In law enforcement and national security, facial recognition may have its benefits, and as the past decade saw great progress in the efficiency of the technology, an increasing number of states have been introducing it, allowing for the large-scale and continuous monitoring of their citizens. International experience nonetheless shows that despite the obvious risks it poses to fundamental rights, states fail to create the necessary regulatory framework for the use of facial recognition technology, which can lead to its indiscriminate and abusive use.
Moreover, the introduction of facial recognition systems is almost never preceded by social debate. Its widespread application and the omission of public consultation can lead to the normalisation of continuous surveillance and a violation of rights, where states possess the ability of knowing where we go, whom we meet, what pubs or churches we visit.
The rights to freedom of expression and of assembly are jeopardised by the technology’s capability for the mass collection and storage of facial profiles of persons participating in public events— including demonstrations—as well as their categorisation by race, gender or age. The mere possibility of surveillance can have a chilling effect on citizens and deter them from exercising their democratic rights or even expose them to direct danger in authoritarian regimes. In Russia for example, persons were only allowed to participate in a demonstration if they passed a gate equipped with a facial recognition system, leaving them without a choice but to provide their biometric data if they wanted to exercise their fundamental rights.
It is also known that facial recognition systems identify people of colour and women with lower accuracy than white men - and false positives reinforce the already existing discriminative practices of law enforcement against minorities, increasing the number of unfounded checks and arrests. In the United States, a client of the ACLU civil liberties organisation was arrested in front of his family based on an inaccurate match provided by the algorithm and was detained for 30 hours, only to be found innocent. It was later revealed that Detroit police use facial recognition almost exclusively against African Americans, with a 96 percent error rate.
An even bigger danger than inaccuracy is that continuous monitoring renders privacy illusory as the immense amount of data gathered enables making accurate guesses about a person's private life even where direct state surveillance cannot reach. This means that in the wrong hands the technology can be used as a tool of complete social control
The HCLU is monitoring the development and application of this surveillance technology in Hungary. The law grants the right of using facial recognition systems to two bodies: the National Security Service (NBSZ) and the National Directorate-General for Aliens Policing. In 2019, we initiated an investigation with the National Authority for Data Protection and Freedom of Information to investigate how these two organizations handle the data thus obtained. The investigation revealed that to date there is no mass surveillance in case of NBSZ, and facial recognition is only used in individual cases, with a limited scope in time and space. In 2018, the system produced 6,000 matches, based on which 209 checks and four arrests were carried out.
The infrastructural background of mass surveillance, however, seems to be developing in Hungary: in 2020, images of 35,000 public cameras were routed to the Government Data Center within the framework of Project Dragonfly, thus becoming a central database.
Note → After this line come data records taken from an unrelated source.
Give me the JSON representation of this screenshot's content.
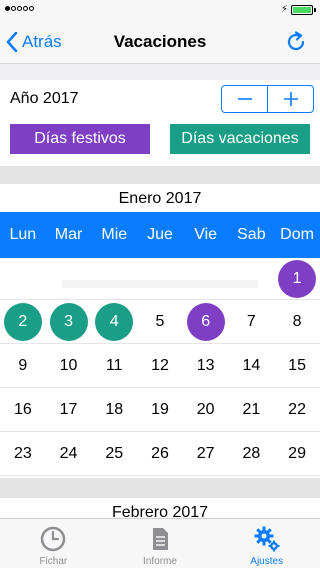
{
  "nav": {
    "back_label": "Atrás",
    "title": "Vacaciones"
  },
  "year": {
    "label": "Año 2017"
  },
  "buttons": {
    "festivos": "Días festivos",
    "vacaciones": "Días vacaciones"
  },
  "colors": {
    "accent": "#0a7cff",
    "festivo": "#7e3fc5",
    "vacacion": "#1a9e87"
  },
  "calendar": {
    "month_title": "Enero 2017",
    "weekdays": [
      "Lun",
      "Mar",
      "Mie",
      "Jue",
      "Vie",
      "Sab",
      "Dom"
    ],
    "weeks": [
      [
        {
          "day": "",
          "mark": ""
        },
        {
          "day": "",
          "mark": ""
        },
        {
          "day": "",
          "mark": ""
        },
        {
          "day": "",
          "mark": ""
        },
        {
          "day": "",
          "mark": ""
        },
        {
          "day": "",
          "mark": ""
        },
        {
          "day": "1",
          "mark": "festivo"
        }
      ],
      [
        {
          "day": "2",
          "mark": "vacacion"
        },
        {
          "day": "3",
          "mark": "vacacion"
        },
        {
          "day": "4",
          "mark": "vacacion"
        },
        {
          "day": "5",
          "mark": ""
        },
        {
          "day": "6",
          "mark": "festivo"
        },
        {
          "day": "7",
          "mark": ""
        },
        {
          "day": "8",
          "mark": ""
        }
      ],
      [
        {
          "day": "9",
          "mark": ""
        },
        {
          "day": "10",
          "mark": ""
        },
        {
          "day": "11",
          "mark": ""
        },
        {
          "day": "12",
          "mark": ""
        },
        {
          "day": "13",
          "mark": ""
        },
        {
          "day": "14",
          "mark": ""
        },
        {
          "day": "15",
          "mark": ""
        }
      ],
      [
        {
          "day": "16",
          "mark": ""
        },
        {
          "day": "17",
          "mark": ""
        },
        {
          "day": "18",
          "mark": ""
        },
        {
          "day": "19",
          "mark": ""
        },
        {
          "day": "20",
          "mark": ""
        },
        {
          "day": "21",
          "mark": ""
        },
        {
          "day": "22",
          "mark": ""
        }
      ],
      [
        {
          "day": "23",
          "mark": ""
        },
        {
          "day": "24",
          "mark": ""
        },
        {
          "day": "25",
          "mark": ""
        },
        {
          "day": "26",
          "mark": ""
        },
        {
          "day": "27",
          "mark": ""
        },
        {
          "day": "28",
          "mark": ""
        },
        {
          "day": "29",
          "mark": ""
        }
      ]
    ],
    "next_month_title": "Febrero 2017"
  },
  "tabs": [
    {
      "label": "Fichar",
      "icon": "clock-icon",
      "active": false
    },
    {
      "label": "Informe",
      "icon": "document-icon",
      "active": false
    },
    {
      "label": "Ajustes",
      "icon": "gears-icon",
      "active": true
    }
  ]
}
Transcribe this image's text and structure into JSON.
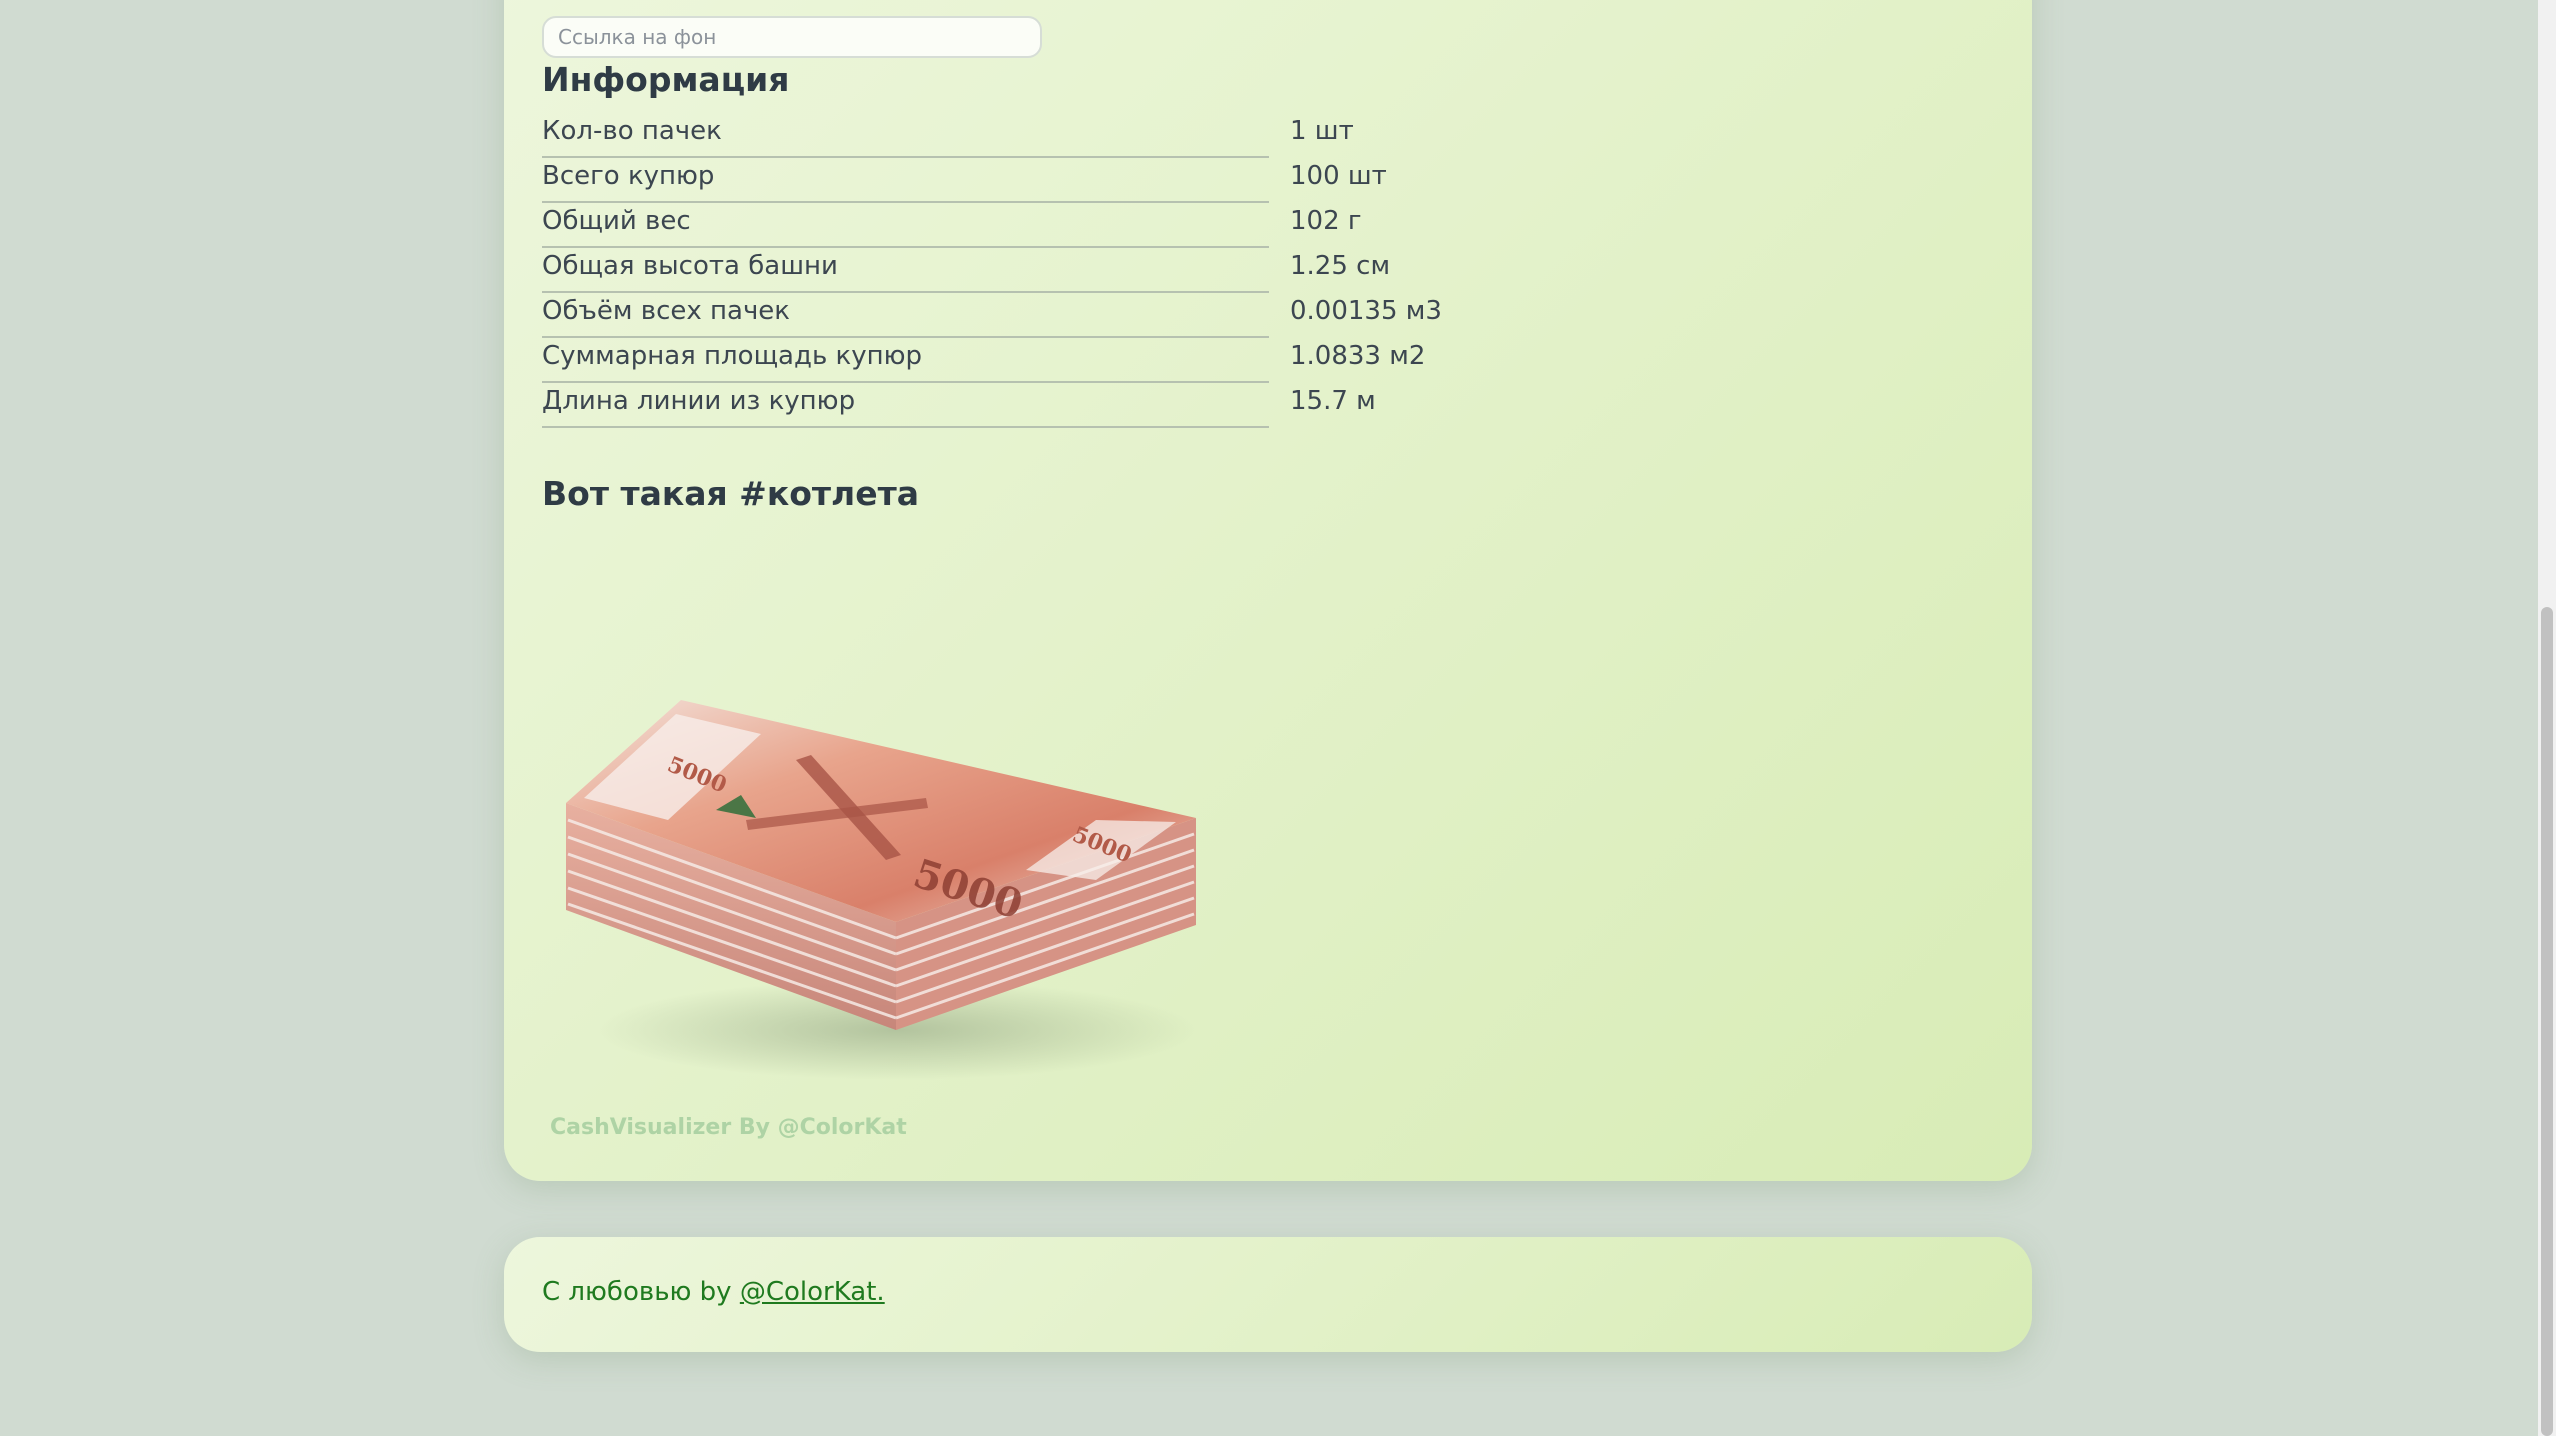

The National Security Services Act allows for secret services to gain access to this database and apply facial recognition software to the data held within, on the basis of mere directorial orders and without any external control on authorisation. For these reasons, we urge legislators to create a precise legal framework for the use of facial recognition systems in a transparent manner for the public, and with the involvement of civil society organisations.